Federal Trade Commission v. AbbVie, Inc., (E.D. Penn. December 13, 2015)
The U.S. District Court for the Eastern District of Pennsylvania ordered AbbVie, Inc. and Besins Healthcare to produce unredacted documents to the Federal Trade Commission (FTC), because the documents were relevant to the FTC’s pay-for-delay and sham litigation claims and contained business advice and analysis provided by attorneys, not legal advice. Federal Trade Commission v. AbbVie, Inc., 2015 WL 8623076, Civil Action No. 14-5151 (E.D. Penn. Dec. 13, 2015), (Bartle, J.).
The current FTC case relates to prior patent litigation involving U.S. Patent No. 6,503,894, which covered the brand-name testosterone drug, AndroGel® (testosterone gel). AndroGel was developed by Unimed Pharmaceuticals—which was later acquired by Solvay Pharmaceuticals—and Besins Healthcare. In 2009, Perrigo Company filed an abbreviated new drug application (ANDA) for a generic version of AndroGel. Solvay and Besins considered bringing a patent infringement claim, but ultimately decided against doing so. Then, in 2010, AbbVie acquired Solvay and subsequently sued both Perrigo and Teva Pharmaceutical Industries (who had also filed an ANDA) for infringement of the ‘894 patent. AbbVie and Teva eventually reached a settlement agreement.
In September 2014, the FTC initiated this case, alleging that AbbVie and Besins filed a sham patent litigation against Teva and Perrigo in order to delay approval of the companies’ generic version of AndroGel. The FTC further alleged that the AbbVie/Teva settlement agreement was anticompetitive—claiming that Teva delayed its generic launch in return for the right to market an authorized generic version of AbbVie cholesterol drug TriCor® (fenofibrate).

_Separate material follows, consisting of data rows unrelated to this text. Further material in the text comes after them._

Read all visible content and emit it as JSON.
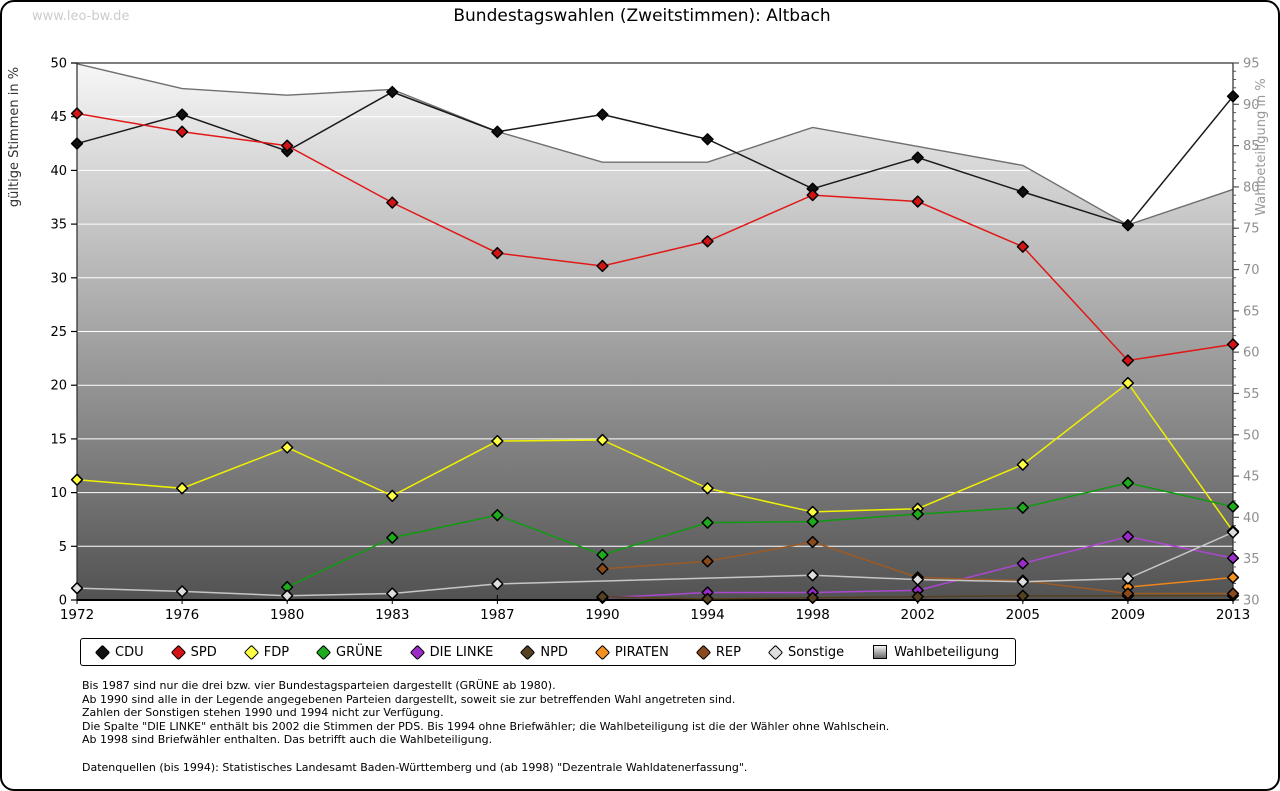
{
  "watermark": "www.leo-bw.de",
  "title": "Bundestagswahlen (Zweitstimmen): Altbach",
  "chart_data": {
    "type": "line",
    "title": "Bundestagswahlen (Zweitstimmen): Altbach",
    "x_categories": [
      "1972",
      "1976",
      "1980",
      "1983",
      "1987",
      "1990",
      "1994",
      "1998",
      "2002",
      "2005",
      "2009",
      "2013"
    ],
    "left_axis": {
      "label": "gültige Stimmen in %",
      "min": 0,
      "max": 50,
      "tick_step": 5,
      "ticks": [
        0,
        5,
        10,
        15,
        20,
        25,
        30,
        35,
        40,
        45,
        50
      ]
    },
    "right_axis": {
      "label": "Wahlbeteiligung in %",
      "min": 30,
      "max": 95,
      "tick_step": 5,
      "minor_step": 1,
      "ticks": [
        30,
        35,
        40,
        45,
        50,
        55,
        60,
        65,
        70,
        75,
        80,
        85,
        90,
        95
      ]
    },
    "grid": "white horizontal lines at every 5 units, legend below chart",
    "turnout_series": {
      "name": "Wahlbeteiligung",
      "axis": "right",
      "style": "area",
      "stroke": "#707070",
      "fill_top": "#f7f7f7",
      "fill_bottom": "#525252",
      "values": [
        94.9,
        91.9,
        91.1,
        91.8,
        86.7,
        83.0,
        83.0,
        87.2,
        84.9,
        82.6,
        75.4,
        79.7
      ]
    },
    "series": [
      {
        "name": "CDU",
        "line": "#1a1a1a",
        "marker": "#111111",
        "values": [
          42.5,
          45.2,
          41.8,
          47.3,
          43.6,
          45.2,
          42.9,
          38.3,
          41.2,
          38.0,
          34.9,
          46.9
        ]
      },
      {
        "name": "SPD",
        "line": "#e01818",
        "marker": "#d21414",
        "values": [
          45.3,
          43.6,
          42.3,
          37.0,
          32.3,
          31.1,
          33.4,
          37.7,
          37.1,
          32.9,
          22.3,
          23.8
        ]
      },
      {
        "name": "FDP",
        "line": "#f0f000",
        "marker": "#ffff42",
        "values": [
          11.2,
          10.4,
          14.2,
          9.7,
          14.8,
          14.9,
          10.4,
          8.2,
          8.5,
          12.6,
          20.2,
          6.4
        ]
      },
      {
        "name": "GRÜNE",
        "line": "#0f9b0f",
        "marker": "#1dac1d",
        "values": [
          null,
          null,
          1.2,
          5.8,
          7.9,
          4.2,
          7.2,
          7.3,
          8.0,
          8.6,
          10.9,
          8.7
        ]
      },
      {
        "name": "DIE LINKE",
        "line": "#ab47d1",
        "marker": "#9c2cc9",
        "values": [
          null,
          null,
          null,
          null,
          null,
          0.2,
          0.7,
          0.7,
          0.9,
          3.4,
          5.9,
          3.9
        ]
      },
      {
        "name": "NPD",
        "line": "#55401f",
        "marker": "#55401f",
        "values": [
          null,
          null,
          null,
          null,
          null,
          0.3,
          0.1,
          0.2,
          0.3,
          0.4,
          0.4,
          0.4
        ]
      },
      {
        "name": "PIRATEN",
        "line": "#ef8418",
        "marker": "#f59120",
        "values": [
          null,
          null,
          null,
          null,
          null,
          null,
          null,
          null,
          null,
          null,
          1.2,
          2.1
        ]
      },
      {
        "name": "REP",
        "line": "#9c5a24",
        "marker": "#8a4a1c",
        "values": [
          null,
          null,
          null,
          null,
          null,
          2.9,
          3.6,
          5.4,
          2.1,
          1.8,
          0.6,
          0.6
        ]
      },
      {
        "name": "Sonstige",
        "line": "#c6c6c6",
        "marker": "#dedede",
        "values": [
          1.1,
          0.8,
          0.4,
          0.6,
          1.5,
          null,
          null,
          2.3,
          1.9,
          1.7,
          2.0,
          6.3
        ]
      }
    ]
  },
  "legend": {
    "items": [
      {
        "label": "CDU",
        "shape": "diamond",
        "color": "#111111"
      },
      {
        "label": "SPD",
        "shape": "diamond",
        "color": "#d21414"
      },
      {
        "label": "FDP",
        "shape": "diamond",
        "color": "#ffff42"
      },
      {
        "label": "GRÜNE",
        "shape": "diamond",
        "color": "#1dac1d"
      },
      {
        "label": "DIE LINKE",
        "shape": "diamond",
        "color": "#9c2cc9"
      },
      {
        "label": "NPD",
        "shape": "diamond",
        "color": "#55401f"
      },
      {
        "label": "PIRATEN",
        "shape": "diamond",
        "color": "#f59120"
      },
      {
        "label": "REP",
        "shape": "diamond",
        "color": "#8a4a1c"
      },
      {
        "label": "Sonstige",
        "shape": "diamond",
        "color": "#dedede"
      },
      {
        "label": "Wahlbeteiligung",
        "shape": "square",
        "color": "gradient"
      }
    ]
  },
  "footnotes": [
    "Bis 1987 sind nur die drei bzw. vier Bundestagsparteien dargestellt (GRÜNE ab 1980).",
    "Ab 1990 sind alle in der Legende angegebenen Parteien dargestellt, soweit sie zur betreffenden Wahl angetreten sind.",
    "Zahlen der Sonstigen stehen 1990 und 1994 nicht zur Verfügung.",
    "Die Spalte \"DIE LINKE\" enthält bis 2002 die Stimmen der PDS. Bis 1994 ohne Briefwähler; die Wahlbeteiligung ist die der Wähler ohne Wahlschein.",
    "Ab 1998 sind Briefwähler enthalten. Das betrifft auch die Wahlbeteiligung."
  ],
  "source": "Datenquellen (bis 1994): Statistisches Landesamt Baden-Württemberg und (ab 1998) \"Dezentrale Wahldatenerfassung\"."
}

After initial discovery in the case, the FTC filed a motion to compel production from both Besins and AbbVie. The FTC alleged that AbbVie and Besins improperly withheld and redacted documents. AbbVie and Besins responded by stating the documents themselves (or the redacted portions) were protected by the attorney-client privilege, the work product doctrine or both.
Besins’ Challenged Documents
The first challenged document was an email from Besins’ outside counsel in the United States to outside counsel in Europe, and contained a redacted sentence relaying a statement by a U.S. Patent and Trademark Office examiner during prosecution of the ‘894 patent. The court determined that even though the statement was from a lawyer, it simply reported a fact gathered during conversation with a third party and did not constitute legal advice and ordered production of the email.

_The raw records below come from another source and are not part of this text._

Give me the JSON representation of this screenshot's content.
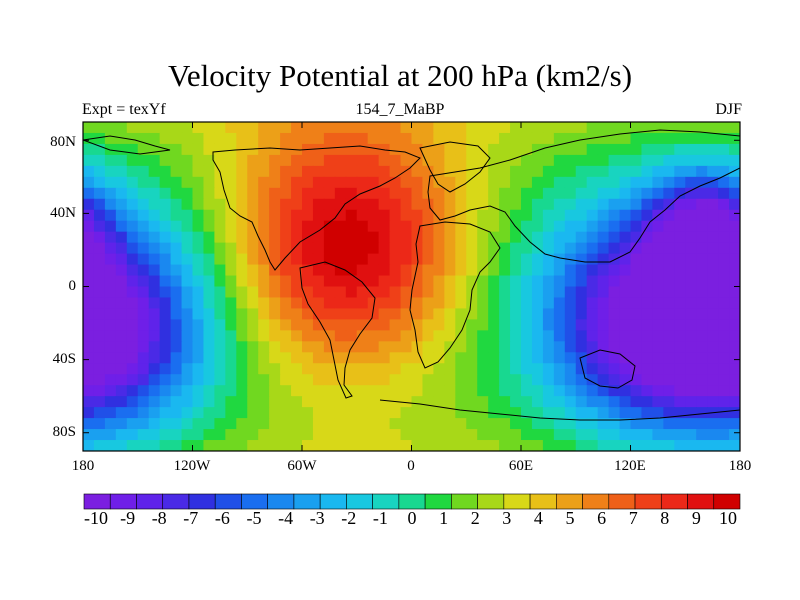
{
  "title": "Velocity Potential at 200 hPa (km2/s)",
  "subtitle_left": "Expt = texYf",
  "subtitle_center": "154_7_MaBP",
  "subtitle_right": "DJF",
  "map": {
    "projection": "cylindrical-equidistant",
    "lon_range": [
      -180,
      180
    ],
    "lat_range": [
      -90,
      90
    ],
    "lon_ticks": [
      "180",
      "120W",
      "60W",
      "0",
      "60E",
      "120E",
      "180"
    ],
    "lat_ticks": [
      "80N",
      "40N",
      "0",
      "40S",
      "80S"
    ],
    "field": {
      "centers": [
        {
          "type": "max",
          "lon": -35,
          "lat": 20,
          "value": 10
        },
        {
          "type": "min",
          "lon": 130,
          "lat": -20,
          "value": -10
        },
        {
          "type": "min",
          "lon": -170,
          "lat": -25,
          "value": -10
        },
        {
          "type": "min",
          "lon": 160,
          "lat": 35,
          "value": -7
        }
      ]
    }
  },
  "colorbar": {
    "labels": [
      "-10",
      "-9",
      "-8",
      "-7",
      "-6",
      "-5",
      "-4",
      "-3",
      "-2",
      "-1",
      "0",
      "1",
      "2",
      "3",
      "4",
      "5",
      "6",
      "7",
      "8",
      "9",
      "10"
    ],
    "colors": [
      "#7b1fe0",
      "#6f1fe8",
      "#5f23ea",
      "#4a2ae6",
      "#3030e0",
      "#2050e8",
      "#1a6ef0",
      "#1a88f0",
      "#1aa0f0",
      "#1ab8f0",
      "#18c8e0",
      "#18d4c0",
      "#18d890",
      "#20d840",
      "#70d820",
      "#a8d818",
      "#d8d818",
      "#e8c018",
      "#eca018",
      "#ef8018",
      "#ef6018",
      "#ef4018",
      "#ec2818",
      "#e01010",
      "#d00000"
    ]
  }
}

Next, Besins redacted an email from in-house counsel in which in-house counsel reported on ongoing litigation and estimated the expected launch date of specific drugs based on that litigation. In finding the material non-privileged, the court stated that the report on ongoing litigation was for the business purpose of identifying expected launch dates, and was not providing legal advice.
Finally, Besins withheld two documents that were sent for the purpose of providing outside counsel with technical information necessary for outside counsel to provide legal advice. The court found that those documents were privileged and did not need to be produced.
AbbVie Challenged Documents
The first set of challenged AbbVie documents related to spreadsheets prepared by a non-lawyer relating to forecasting analysis for AndroGel. Because these documents were prepared at the request of counsel in order to conduct legal analysis regarding settlement discussions with Teva, the court found that the documents were protected by the work product doctrine.
Next, AbbVie withheld an email chain in which an AbbVie employee stated to another employee his desire to speak with in-house counsel. The court found that this type of communication is not between two privileged persons and is therefore not protected by privilege.
AbbVie also withheld several documents, including presentations, prepared as part of AbbVie’s due diligence research in advance of its possible acquisition of Solvay. Since these documents were prepared as part of the business decision to acquire Solvay and did not relate to any pending or future litigation, the court found that the documents were not protected by attorney-client privilege or the work product doctrine.
Alternatively, the court found that communications between counsel and AbbVie and counsel for Solvay (that were exchanged after AbbVie had agreed to acquire Solvay) were protected, even though the acquisition had not been completed. The emails were protected because they related to legal advice regarding AndroGel, and because AbbVie and Solvay shared a common legal interest in AndroGel after the acquisition agreement was signed.
Finally, the court evaluated several emails between business and legal employees at Solvay relating to the ‘894 patent. The court found that one email included legal advice from counsel regarding patent protection was protected by attorney-client privilege. However, the remaining documents were mainly between business employees at the company and included a discussion of business strategy. Therefore, the remaining documents were not protected by attorney-client privilege or the work product doctrine.